Overall, My Stupid Boss adalah film yang cukup memuaskan. My Stupid Boss seperti sekelompok mahasiswa yang sedang berkumpul untuk menyelesaikan tugas kelompok mereka, deadline tugas tersebut untuk dikumpulkan masih enam jam lagi yang kemudian mereka isi dengan asyik berbincang sana sini, dan 30 menit menjelang deadline baru tugas tadi dikebut pengerjaannya. Kinerja Reza Rahardian dan Bunga Citra Lestari memang keren, tapi sayangnya My Stupid Boss secara keseluruhan bukan sajian komedi yang keren. Jika dinilai sebagai potongan berbagai sketsa komedi film ini memang sangat oke, namun sebagai sebuah kesatuan di mana berbagai sketsa bergabung My Stupid Boss terasa kurang hit terlebih dengan kemunculan that heartwarming thing di bagian akhir yang terasa dipaksa. It's fun tho namun berakhir terlalu biasa jika menilik potensi besar di bagian awal. Aduh sayang. Segmented. 








9 comments :

  1. Menurut saya film nya kurang bagus, membosankan pengen segera selesai film nyaa

    ReplyDelete
  2. Sorry to say it's boring, 2 jam hanya memutar2 joke yg hampir sama. Dan entah dari mana tiba2 bossman yang super pelit jadi sosok malaikat. Too bad, padahal trailer dan awal film ini sangat menarik sebagai film komedi situasi.

    ReplyDelete
  3. yes yes, omg i thought it was just me think about this. Publikasi gencar, diomongin semua orang, main castnya juga nggak usah ditanya ya.

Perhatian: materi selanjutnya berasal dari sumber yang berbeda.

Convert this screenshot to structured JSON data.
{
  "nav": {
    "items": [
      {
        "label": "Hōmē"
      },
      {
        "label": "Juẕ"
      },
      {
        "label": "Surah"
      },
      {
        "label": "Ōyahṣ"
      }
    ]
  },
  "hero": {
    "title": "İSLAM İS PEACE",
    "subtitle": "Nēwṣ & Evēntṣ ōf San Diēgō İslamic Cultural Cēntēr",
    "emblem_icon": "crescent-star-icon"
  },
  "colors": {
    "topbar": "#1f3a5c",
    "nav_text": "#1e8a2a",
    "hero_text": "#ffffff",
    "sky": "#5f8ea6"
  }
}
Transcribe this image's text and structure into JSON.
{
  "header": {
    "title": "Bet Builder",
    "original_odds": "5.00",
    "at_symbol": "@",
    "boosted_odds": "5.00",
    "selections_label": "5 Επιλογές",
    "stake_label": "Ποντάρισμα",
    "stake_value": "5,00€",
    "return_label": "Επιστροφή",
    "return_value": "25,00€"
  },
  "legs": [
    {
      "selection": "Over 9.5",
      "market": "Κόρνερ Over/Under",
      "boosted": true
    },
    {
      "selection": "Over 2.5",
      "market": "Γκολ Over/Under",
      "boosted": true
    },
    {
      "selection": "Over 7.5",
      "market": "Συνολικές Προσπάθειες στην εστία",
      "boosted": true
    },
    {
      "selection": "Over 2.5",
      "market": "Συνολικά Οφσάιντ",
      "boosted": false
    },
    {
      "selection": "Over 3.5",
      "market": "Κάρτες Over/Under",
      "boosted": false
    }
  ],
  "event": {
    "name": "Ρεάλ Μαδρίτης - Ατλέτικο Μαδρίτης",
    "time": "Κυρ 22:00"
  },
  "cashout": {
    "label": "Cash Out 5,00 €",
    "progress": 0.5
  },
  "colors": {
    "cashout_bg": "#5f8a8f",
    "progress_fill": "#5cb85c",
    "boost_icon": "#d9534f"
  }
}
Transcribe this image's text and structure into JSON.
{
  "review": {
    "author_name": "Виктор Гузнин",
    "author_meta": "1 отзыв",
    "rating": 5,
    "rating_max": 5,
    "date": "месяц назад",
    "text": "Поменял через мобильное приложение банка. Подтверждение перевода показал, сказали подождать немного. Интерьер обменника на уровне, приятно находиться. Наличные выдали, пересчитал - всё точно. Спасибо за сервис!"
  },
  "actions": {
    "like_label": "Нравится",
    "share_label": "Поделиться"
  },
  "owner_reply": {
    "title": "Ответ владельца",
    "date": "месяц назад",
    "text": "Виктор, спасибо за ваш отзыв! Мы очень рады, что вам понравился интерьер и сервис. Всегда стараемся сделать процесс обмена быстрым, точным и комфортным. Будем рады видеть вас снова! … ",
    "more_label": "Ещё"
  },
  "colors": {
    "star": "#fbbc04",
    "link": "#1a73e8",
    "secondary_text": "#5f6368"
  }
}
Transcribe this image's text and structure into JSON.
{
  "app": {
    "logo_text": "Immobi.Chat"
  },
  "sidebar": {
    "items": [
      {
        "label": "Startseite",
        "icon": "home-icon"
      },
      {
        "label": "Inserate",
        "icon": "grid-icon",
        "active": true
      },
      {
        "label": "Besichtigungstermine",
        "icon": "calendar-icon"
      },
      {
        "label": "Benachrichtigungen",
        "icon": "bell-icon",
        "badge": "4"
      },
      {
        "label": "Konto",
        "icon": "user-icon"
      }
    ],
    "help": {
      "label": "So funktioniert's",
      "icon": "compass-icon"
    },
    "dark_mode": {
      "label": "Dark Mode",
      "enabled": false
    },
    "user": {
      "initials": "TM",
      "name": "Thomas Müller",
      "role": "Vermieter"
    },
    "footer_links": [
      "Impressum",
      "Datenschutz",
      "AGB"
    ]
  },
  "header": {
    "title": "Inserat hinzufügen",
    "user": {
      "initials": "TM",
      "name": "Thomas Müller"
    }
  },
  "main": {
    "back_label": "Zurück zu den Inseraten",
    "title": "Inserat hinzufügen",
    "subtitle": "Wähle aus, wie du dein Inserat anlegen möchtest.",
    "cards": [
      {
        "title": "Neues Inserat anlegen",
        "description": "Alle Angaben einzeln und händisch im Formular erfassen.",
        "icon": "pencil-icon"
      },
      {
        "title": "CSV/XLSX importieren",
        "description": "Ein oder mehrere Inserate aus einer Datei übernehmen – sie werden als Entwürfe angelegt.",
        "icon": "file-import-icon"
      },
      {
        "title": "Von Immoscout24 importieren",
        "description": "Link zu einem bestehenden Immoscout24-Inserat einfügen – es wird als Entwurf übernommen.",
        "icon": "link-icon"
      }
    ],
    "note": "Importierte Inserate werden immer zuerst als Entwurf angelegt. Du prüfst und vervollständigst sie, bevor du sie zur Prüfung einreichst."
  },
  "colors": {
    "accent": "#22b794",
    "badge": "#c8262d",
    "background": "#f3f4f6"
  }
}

    Karena penasaran dan mencoba mengapresiasi film komedi Indonesia, akhirnya saya nonton film ini. Review dari saya: mengecewakan berat. I didnt find this movie funny at all. Jokesnya garing dan nggak kena. Mungkin karena diadaptasi dari buku, jadi fail komedinya.

    Alur dan poin film ini juga bagi saya nggak jelas sih. Moral story nya…. ya gitu aja. Dan yes, yang seperti kamu bilang, terkesan dipaksakan banget. Baru muncul di akhir film. Smh.

    I like your lines on the latest paragraph: "My Stupid Boss seperti sekelompok mahasiswa yang sedang berkumpul untuk menyelesaikan tugas kelompok mereka, deadline tugas tersebut untuk dikumpulkan masih enam jam lagi yang kemudian mereka isi dengan asyik berbincang sana sini, dan 30 menit menjelang deadline baru tugas tadi dikebut pengerjaannya."
    hahaha :) sum it up very well

    ReplyDelete
  4. Aku malah suka banget dengan film ini. 2 jam terasa cepet bnget gak nyangka sdh mau habis. Sabtu kemaren sdh nonton unt ke 3 kalinya haha. Masih ttp lucu aja. Seneng deh film Indonesia makin berkembang

    ReplyDelete
  5. Ending film judul lagunya apa ya

    ReplyDelete
  6. Bosen n garing, udh gitu aja comment gw pas abis nonton film ini..wish i watched another movie..huhu

    ReplyDelete
  7. Cukup menghiburlah menurut saya....saya banyak tertawa melihat film ini...tapi hanya sekali saja....kedua ketiga pasti saya bosan.